Piombino: Magona va a Trasteel, ma è scontro su JSW

Quella di ieri è stata una giornata cruciale e dai risvolti diametralmente opposti per il futuro della siderurgia toscana. Presso il Ministero delle Imprese e del Made in Italy (Mimit) si sono infatti conclusi i tavoli istituzionali dedicati alle due grandi vertenze di Piombino: Liberty Magona e JSW.

Se per la prima si apre finalmente uno spiraglio concreto che accende le speranze dei lavoratori, sul fronte JSW la distanza tra sindacati e azienda resta incolmabile, congelando di fatto la firma dell’accordo di programma in assenza di tutele reali per il personale.

La notizia più positiva riguarda gli oltre 500 dipendenti dello storico stabilimento della Magona. Il Mimit ha ufficializzato l’avvio della trattativa in esclusiva per la cessione del sito industriale a Trasteel, player internazionale che potrebbe garantire il tanto atteso rilancio produttivo.

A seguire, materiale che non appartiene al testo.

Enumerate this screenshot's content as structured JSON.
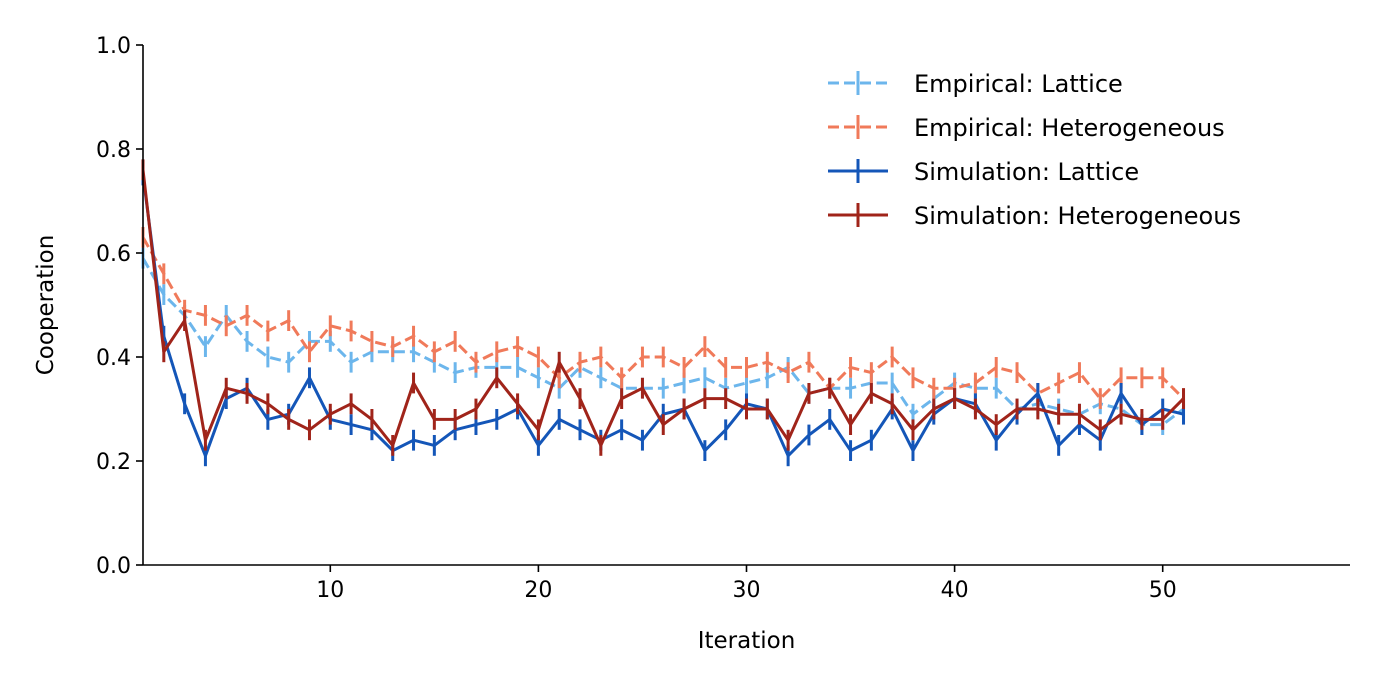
{
  "chart_data": {
    "type": "line",
    "title": "",
    "xlabel": "Iteration",
    "ylabel": "Cooperation",
    "xlim": [
      1,
      59
    ],
    "ylim": [
      0.0,
      1.0
    ],
    "xticks": [
      10,
      20,
      30,
      40,
      50
    ],
    "yticks": [
      0.0,
      0.2,
      0.4,
      0.6,
      0.8,
      1.0
    ],
    "xtick_labels": [
      "10",
      "20",
      "30",
      "40",
      "50"
    ],
    "ytick_labels": [
      "0.0",
      "0.2",
      "0.4",
      "0.6",
      "0.8",
      "1.0"
    ],
    "grid": false,
    "legend_position": "top-right",
    "x": [
      1,
      2,
      3,
      4,
      5,
      6,
      7,
      8,
      9,
      10,
      11,
      12,
      13,
      14,
      15,
      16,
      17,
      18,
      19,
      20,
      21,
      22,
      23,
      24,
      25,
      26,
      27,
      28,
      29,
      30,
      31,
      32,
      33,
      34,
      35,
      36,
      37,
      38,
      39,
      40,
      41,
      42,
      43,
      44,
      45,
      46,
      47,
      48,
      49,
      50,
      51
    ],
    "series": [
      {
        "name": "Empirical: Lattice",
        "color": "#6cb6ec",
        "linestyle": "dashed",
        "values": [
          0.59,
          0.52,
          0.48,
          0.42,
          0.48,
          0.43,
          0.4,
          0.39,
          0.43,
          0.43,
          0.39,
          0.41,
          0.41,
          0.41,
          0.39,
          0.37,
          0.38,
          0.38,
          0.38,
          0.36,
          0.34,
          0.38,
          0.36,
          0.34,
          0.34,
          0.34,
          0.35,
          0.36,
          0.34,
          0.35,
          0.36,
          0.38,
          0.33,
          0.34,
          0.34,
          0.35,
          0.35,
          0.29,
          0.32,
          0.35,
          0.34,
          0.34,
          0.3,
          0.31,
          0.3,
          0.29,
          0.31,
          0.3,
          0.27,
          0.27,
          0.3
        ],
        "errors": [
          0.02,
          0.02,
          0.02,
          0.02,
          0.02,
          0.02,
          0.02,
          0.02,
          0.02,
          0.02,
          0.02,
          0.02,
          0.02,
          0.02,
          0.02,
          0.02,
          0.02,
          0.02,
          0.02,
          0.02,
          0.02,
          0.02,
          0.02,
          0.02,
          0.02,
          0.02,
          0.02,
          0.02,
          0.02,
          0.02,
          0.02,
          0.02,
          0.02,
          0.02,
          0.02,
          0.02,
          0.02,
          0.02,
          0.02,
          0.02,
          0.02,
          0.02,
          0.02,
          0.02,
          0.02,
          0.02,
          0.02,
          0.02,
          0.02,
          0.02,
          0.02
        ]
      },
      {
        "name": "Empirical: Heterogeneous",
        "color": "#f07a5a",
        "linestyle": "dashed",
        "values": [
          0.63,
          0.56,
          0.49,
          0.48,
          0.46,
          0.48,
          0.45,
          0.47,
          0.41,
          0.46,
          0.45,
          0.43,
          0.42,
          0.44,
          0.41,
          0.43,
          0.39,
          0.41,
          0.42,
          0.4,
          0.36,
          0.39,
          0.4,
          0.36,
          0.4,
          0.4,
          0.38,
          0.42,
          0.38,
          0.38,
          0.39,
          0.37,
          0.39,
          0.34,
          0.38,
          0.37,
          0.4,
          0.36,
          0.34,
          0.34,
          0.35,
          0.38,
          0.37,
          0.33,
          0.35,
          0.37,
          0.32,
          0.36,
          0.36,
          0.36,
          0.32
        ],
        "errors": [
          0.02,
          0.02,
          0.02,
          0.02,
          0.02,
          0.02,
          0.02,
          0.02,
          0.02,
          0.02,
          0.02,
          0.02,
          0.02,
          0.02,
          0.02,
          0.02,
          0.02,
          0.02,
          0.02,
          0.02,
          0.02,
          0.02,
          0.02,
          0.02,
          0.02,
          0.02,
          0.02,
          0.02,
          0.02,
          0.02,
          0.02,
          0.02,
          0.02,
          0.02,
          0.02,
          0.02,
          0.02,
          0.02,
          0.02,
          0.02,
          0.02,
          0.02,
          0.02,
          0.02,
          0.02,
          0.02,
          0.02,
          0.02,
          0.02,
          0.02,
          0.02
        ]
      },
      {
        "name": "Simulation: Lattice",
        "color": "#1456b8",
        "linestyle": "solid",
        "values": [
          0.75,
          0.44,
          0.31,
          0.21,
          0.32,
          0.34,
          0.28,
          0.29,
          0.36,
          0.28,
          0.27,
          0.26,
          0.22,
          0.24,
          0.23,
          0.26,
          0.27,
          0.28,
          0.3,
          0.23,
          0.28,
          0.26,
          0.24,
          0.26,
          0.24,
          0.29,
          0.3,
          0.22,
          0.26,
          0.31,
          0.3,
          0.21,
          0.25,
          0.28,
          0.22,
          0.24,
          0.3,
          0.22,
          0.29,
          0.32,
          0.31,
          0.24,
          0.29,
          0.33,
          0.23,
          0.27,
          0.24,
          0.33,
          0.27,
          0.3,
          0.29
        ],
        "errors": [
          0.02,
          0.02,
          0.02,
          0.02,
          0.02,
          0.02,
          0.02,
          0.02,
          0.02,
          0.02,
          0.02,
          0.02,
          0.02,
          0.02,
          0.02,
          0.02,
          0.02,
          0.02,
          0.02,
          0.02,
          0.02,
          0.02,
          0.02,
          0.02,
          0.02,
          0.02,
          0.02,
          0.02,
          0.02,
          0.02,
          0.02,
          0.02,
          0.02,
          0.02,
          0.02,
          0.02,
          0.02,
          0.02,
          0.02,
          0.02,
          0.02,
          0.02,
          0.02,
          0.02,
          0.02,
          0.02,
          0.02,
          0.02,
          0.02,
          0.02,
          0.02
        ]
      },
      {
        "name": "Simulation: Heterogeneous",
        "color": "#a0241a",
        "linestyle": "solid",
        "values": [
          0.76,
          0.41,
          0.47,
          0.24,
          0.34,
          0.33,
          0.31,
          0.28,
          0.26,
          0.29,
          0.31,
          0.28,
          0.23,
          0.35,
          0.28,
          0.28,
          0.3,
          0.36,
          0.31,
          0.26,
          0.39,
          0.32,
          0.23,
          0.32,
          0.34,
          0.27,
          0.3,
          0.32,
          0.32,
          0.3,
          0.3,
          0.24,
          0.33,
          0.34,
          0.27,
          0.33,
          0.31,
          0.26,
          0.3,
          0.32,
          0.3,
          0.27,
          0.3,
          0.3,
          0.29,
          0.29,
          0.26,
          0.29,
          0.28,
          0.28,
          0.32
        ],
        "errors": [
          0.02,
          0.02,
          0.02,
          0.02,
          0.02,
          0.02,
          0.02,
          0.02,
          0.02,
          0.02,
          0.02,
          0.02,
          0.02,
          0.02,
          0.02,
          0.02,
          0.02,
          0.02,
          0.02,
          0.02,
          0.02,
          0.02,
          0.02,
          0.02,
          0.02,
          0.02,
          0.02,
          0.02,
          0.02,
          0.02,
          0.02,
          0.02,
          0.02,
          0.02,
          0.02,
          0.02,
          0.02,
          0.02,
          0.02,
          0.02,
          0.02,
          0.02,
          0.02,
          0.02,
          0.02,
          0.02,
          0.02,
          0.02,
          0.02,
          0.02,
          0.02
        ]
      }
    ]
  }
}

Il coordinatore nazionale del settore siderurgia per la Fiom-Cgil, Loris Scarpa, ha espresso ottimismo pur mantenendo alta la guardia.

“Finalmente per gli oltre 500 lavoratori si apre una nuova prospettiva – ha spiegato Scarpa -. Si avvia infatti la trattativa per la cessione a Trasteel, una nuova realtà che può rappresentare una concreta possibilità di rilancio industriale e produttivo per l’azienda. Nelle prossime ore ci confronteremo con le parti coinvolte per definire le condizioni del passaggio, a partire dalla piena salvaguardia occupazionale di tutti i lavoratori e delle lavoratrici e dalla tutela delle condizioni economiche e normative”.

Di segno completamente opposto, invece, l’esito del tavolo sulla vertenza JSW. Il confronto al Ministero è stato descritto come particolarmente duro. Al centro della contesa c’è la bozza dell’Accordo di Programma, giudicata irricevibile dai sindacalisti poiché esonerebbe il gruppo indiano guidato da Sajjan Jindal dalle responsabilità occupazionali a partire dal 1° gennaio 2027.

“E’ inaccettabile il comportamento tenuto dall’azienda dal 2018 a oggi – ha attaccato ancora Scarpa -. A fronte degli impegni assunti non si sono registrati investimenti adeguati, né un piano industriale credibile. Questa situazione ha prodotto anni di incertezza, scaricando sui lavoratori le conseguenze di scelte mai compiute”.